Thursday, June 11, 2009

The Amherst CDS trade (trading)

This WSJ article was making the rounds today:

"A Daring Trade Has Wall Street Seething"


(EDIT: It appears the link leads to the usual WSJ thing where it says you have to be a subscriber. To bypass this, type the name of the article in google, and the google link to the WSJ article will allow you to read it in full)

It was an interesting situation, and the journal article did a good job of explaining everything such that someone not in finance could still figure out what happened. In short, a small firm sold a lot of CDS on a bunch of bonds backed by subprime mortgages that were about to fail. After selling an amount that was multiples of the underlying bonds, the company "somehow managed" to get the servicer to buy up all the bonds and pay off the principal (something which was allowed only in this circumstance because what was left was 10% of the original batch) and caused the CDS to be worthless.
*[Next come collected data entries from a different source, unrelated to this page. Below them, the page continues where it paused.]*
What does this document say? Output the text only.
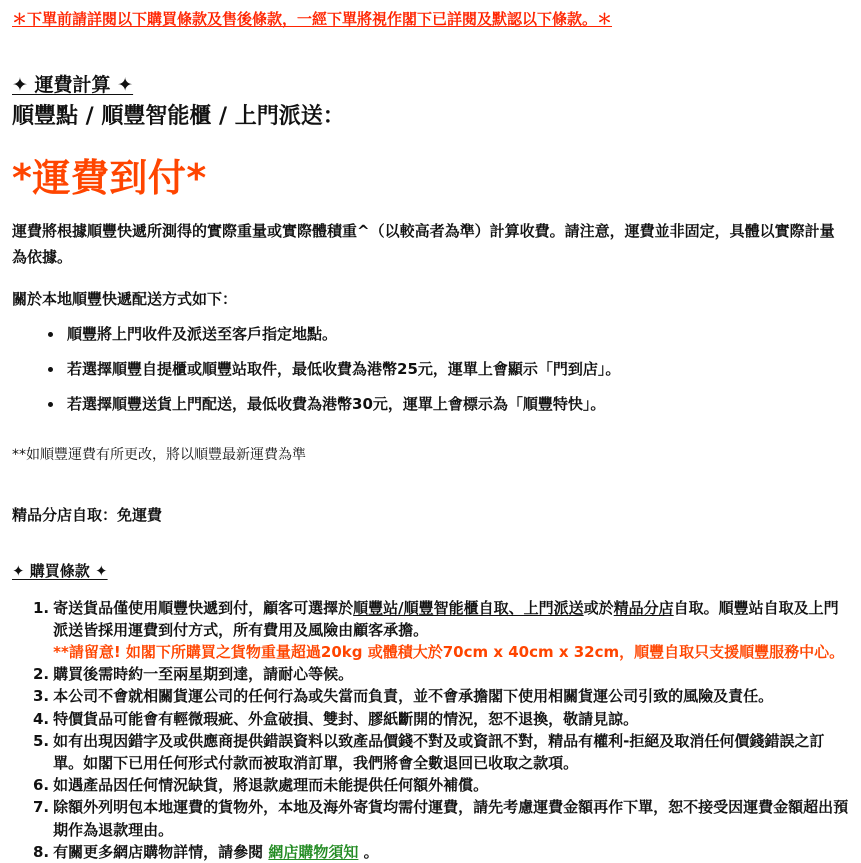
＊下單前請詳閱以下購買條款及售後條款，一經下單將視作閣下已詳閱及默認以下條款。＊
✦ 運費計算 ✦
順豐點 / 順豐智能櫃 / 上門派送：
*運費到付*

運費將根據順豐快遞所測得的實際重量或實際體積重^（以較高者為準）計算收費。請注意，運費並非固定，具體以實際計量為依據。

關於本地順豐快遞配送方式如下：

• 順豐將上門收件及派送至客戶指定地點。
• 若選擇順豐自提櫃或順豐站取件，最低收費為港幣25元，運單上會顯示「門到店」。
• 若選擇順豐送貨上門配送，最低收費為港幣30元，運單上會標示為「順豐特快」。
**如順豐運費有所更改，將以順豐最新運費為準
精品分店自取：免運費
✦ 購買條款 ✦
1. 寄送貨品僅使用順豐快遞到付，顧客可選擇於順豐站/順豐智能櫃自取、上門派送或於精品分店自取。順豐站自取及上門派送皆採用運費到付方式，所有費用及風險由顧客承擔。
**請留意! 如閣下所購買之貨物重量超過20kg 或體積大於70cm x 40cm x 32cm，順豐自取只支援順豐服務中心。
2. 購買後需時約一至兩星期到達，請耐心等候。
3. 本公司不會就相關貨運公司的任何行為或失當而負責，並不會承擔閣下使用相關貨運公司引致的風險及責任。
4. 特價貨品可能會有輕微瑕疵、外盒破損、雙封、膠紙斷開的情況，恕不退換，敬請見諒。
5. 如有出現因錯字及或供應商提供錯誤資料以致產品價錢不對及或資訊不對，精品有權利-拒絕及取消任何價錢錯誤之訂單。如閣下已用任何形式付款而被取消訂單，我們將會全數退回已收取之款項。
6. 如遇產品因任何情況缺貨，將退款處理而未能提供任何額外補償。
7. 除額外列明包本地運費的貨物外，本地及海外寄貨均需付運費，請先考慮運費金額再作下單，恕不接受因運費金額超出預期作為退款理由。
8. 有關更多網店購物詳情，請參閱 網店購物須知 。
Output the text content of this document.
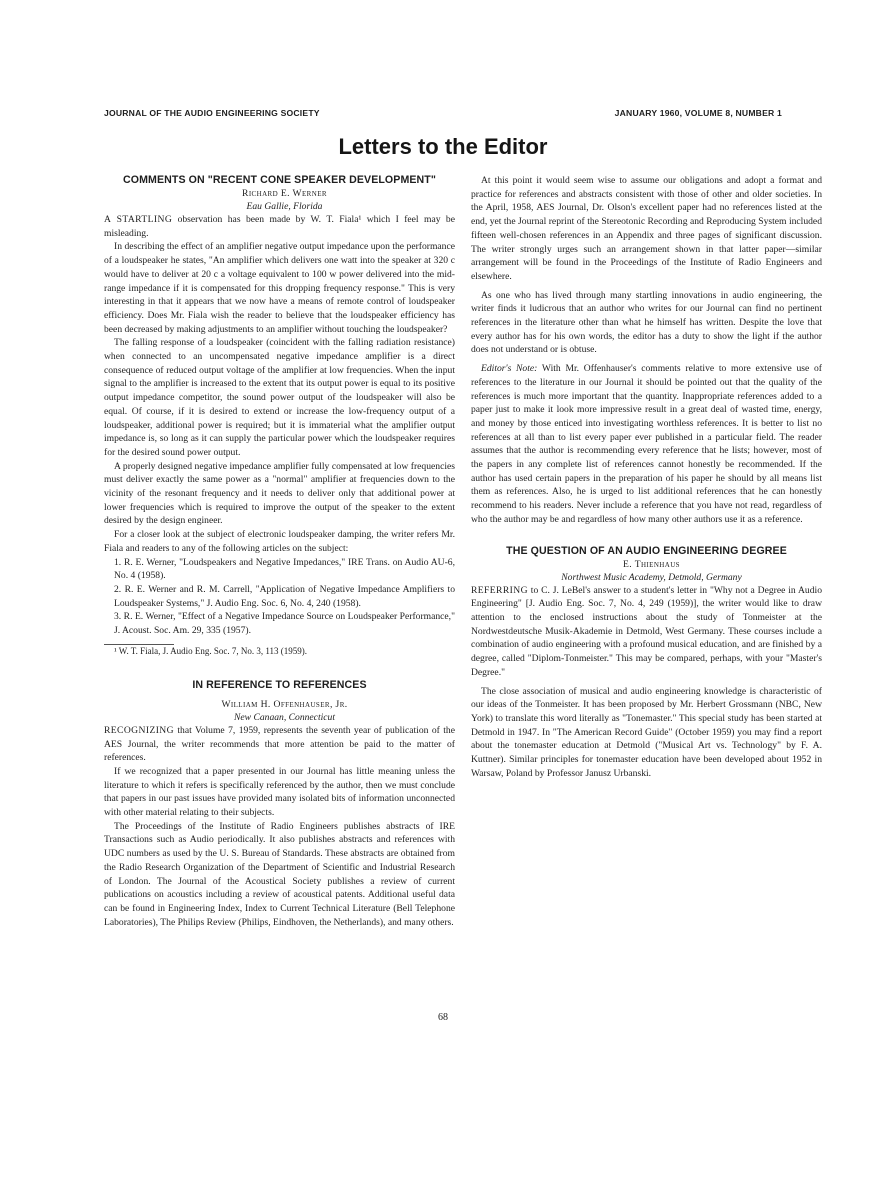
JOURNAL OF THE AUDIO ENGINEERING SOCIETY	JANUARY 1960, VOLUME 8, NUMBER 1
Letters to the Editor
COMMENTS ON "RECENT CONE SPEAKER DEVELOPMENT"

Richard E. Werner

Eau Gallie, Florida

A STARTLING observation has been made by W. T. Fiala¹ which I feel may be misleading.

In describing the effect of an amplifier negative output impedance upon the performance of a loudspeaker he states, "An amplifier which delivers one watt into the speaker at 320 c would have to deliver at 20 c a voltage equivalent to 100 w power delivered into the mid-range impedance if it is compensated for this dropping frequency response." This is very interesting in that it appears that we now have a means of remote control of loudspeaker efficiency. Does Mr. Fiala wish the reader to believe that the loudspeaker efficiency has been decreased by making adjustments to an amplifier without touching the loudspeaker?

The falling response of a loudspeaker (coincident with the falling radiation resistance) when connected to an uncompensated negative impedance amplifier is a direct consequence of reduced output voltage of the amplifier at low frequencies. When the input signal to the amplifier is increased to the extent that its output power is equal to its positive output impedance competitor, the sound power output of the loudspeaker will also be equal. Of course, if it is desired to extend or increase the low-frequency output of a loudspeaker, additional power is required; but it is immaterial what the amplifier output impedance is, so long as it can supply the particular power which the loudspeaker requires for the desired sound power output.

A properly designed negative impedance amplifier fully compensated at low frequencies must deliver exactly the same power as a "normal" amplifier at frequencies down to the vicinity of the resonant frequency and it needs to deliver only that additional power at lower frequencies which is required to improve the output of the speaker to the extent desired by the design engineer.

For a closer look at the subject of electronic loudspeaker damping, the writer refers Mr. Fiala and readers to any of the following articles on the subject:

1. R. E. Werner, "Loudspeakers and Negative Impedances," IRE Trans. on Audio AU-6, No. 4 (1958).

2. R. E. Werner and R. M. Carrell, "Application of Negative Impedance Amplifiers to Loudspeaker Systems," J. Audio Eng. Soc. 6, No. 4, 240 (1958).

3. R. E. Werner, "Effect of a Negative Impedance Source on Loudspeaker Performance," J. Acoust. Soc. Am. 29, 335 (1957).

¹ W. T. Fiala, J. Audio Eng. Soc. 7, No. 3, 113 (1959).

IN REFERENCE TO REFERENCES

William H. Offenhauser, Jr.

New Canaan, Connecticut

RECOGNIZING that Volume 7, 1959, represents the seventh year of publication of the AES Journal, the writer recommends that more attention be paid to the matter of references.

If we recognized that a paper presented in our Journal has little meaning unless the literature to which it refers is specifically referenced by the author, then we must conclude that papers in our past issues have provided many isolated bits of information unconnected with other material relating to their subjects.

The Proceedings of the Institute of Radio Engineers publishes abstracts of IRE Transactions such as Audio periodically. It also publishes abstracts and references with UDC numbers as used by the U. S. Bureau of Standards. These abstracts are obtained from the Radio Research Organization of the Department of Scientific and Industrial Research of London. The Journal of the Acoustical Society publishes a review of current publications on acoustics including a review of acoustical patents. Additional useful data can be found in Engineering Index, Index to Current Technical Literature (Bell Telephone Laboratories), The Philips Review (Philips, Eindhoven, the Netherlands), and many others.

At this point it would seem wise to assume our obligations and adopt a format and practice for references and abstracts consistent with those of other and older societies. In the April, 1958, AES Journal, Dr. Olson's excellent paper had no references listed at the end, yet the Journal reprint of the Stereotonic Recording and Reproducing System included fifteen well-chosen references in an Appendix and three pages of significant discussion. The writer strongly urges such an arrangement shown in that latter paper—similar arrangement will be found in the Proceedings of the Institute of Radio Engineers and elsewhere.

As one who has lived through many startling innovations in audio engineering, the writer finds it ludicrous that an author who writes for our Journal can find no pertinent references in the literature other than what he himself has written. Despite the love that every author has for his own words, the editor has a duty to show the light if the author does not understand or is obtuse.

Editor's Note: With Mr. Offenhauser's comments relative to more extensive use of references to the literature in our Journal it should be pointed out that the quality of the references is much more important that the quantity. Inappropriate references added to a paper just to make it look more impressive result in a great deal of wasted time, energy, and money by those enticed into investigating worthless references. It is better to list no references at all than to list every paper ever published in a particular field. The reader assumes that the author is recommending every reference that he lists; however, most of the papers in any complete list of references cannot honestly be recommended. If the author has used certain papers in the preparation of his paper he should by all means list them as references. Also, he is urged to list additional references that he can honestly recommend to his readers. Never include a reference that you have not read, regardless of who the author may be and regardless of how many other authors use it as a reference.

THE QUESTION OF AN AUDIO ENGINEERING DEGREE

E. Thienhaus

Northwest Music Academy, Detmold, Germany

REFERRING to C. J. LeBel's answer to a student's letter in "Why not a Degree in Audio Engineering" [J. Audio Eng. Soc. 7, No. 4, 249 (1959)], the writer would like to draw attention to the enclosed instructions about the study of Tonmeister at the Nordwestdeutsche Musik-Akademie in Detmold, West Germany. These courses include a combination of audio engineering with a profound musical education, and are finished by a degree, called "Diplom-Tonmeister." This may be compared, perhaps, with your "Master's Degree."

The close association of musical and audio engineering knowledge is characteristic of our ideas of the Tonmeister. It has been proposed by Mr. Herbert Grossmann (NBC, New York) to translate this word literally as "Tonemaster." This special study has been started at Detmold in 1947. In "The American Record Guide" (October 1959) you may find a report about the tonemaster education at Detmold ("Musical Art vs. Technology" by F. A. Kuttner). Similar principles for tonemaster education have been developed about 1952 in Warsaw, Poland by Professor Janusz Urbanski.

68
Some of the big banks (JPM, RBS, and BofA were named) who had bought up the CDS, at 85+cents on the dollar, were now whining.

Another example of the problem when the derivative is bigger than the underlying instrument. Of course if the market was regulated and open interest was available for all to see, this coup might not have happened. Regardless, this was a great trade for whoever Amherst was representing and just an apalling oversight on the part of the named banks because this certainly had to have been foreseeable.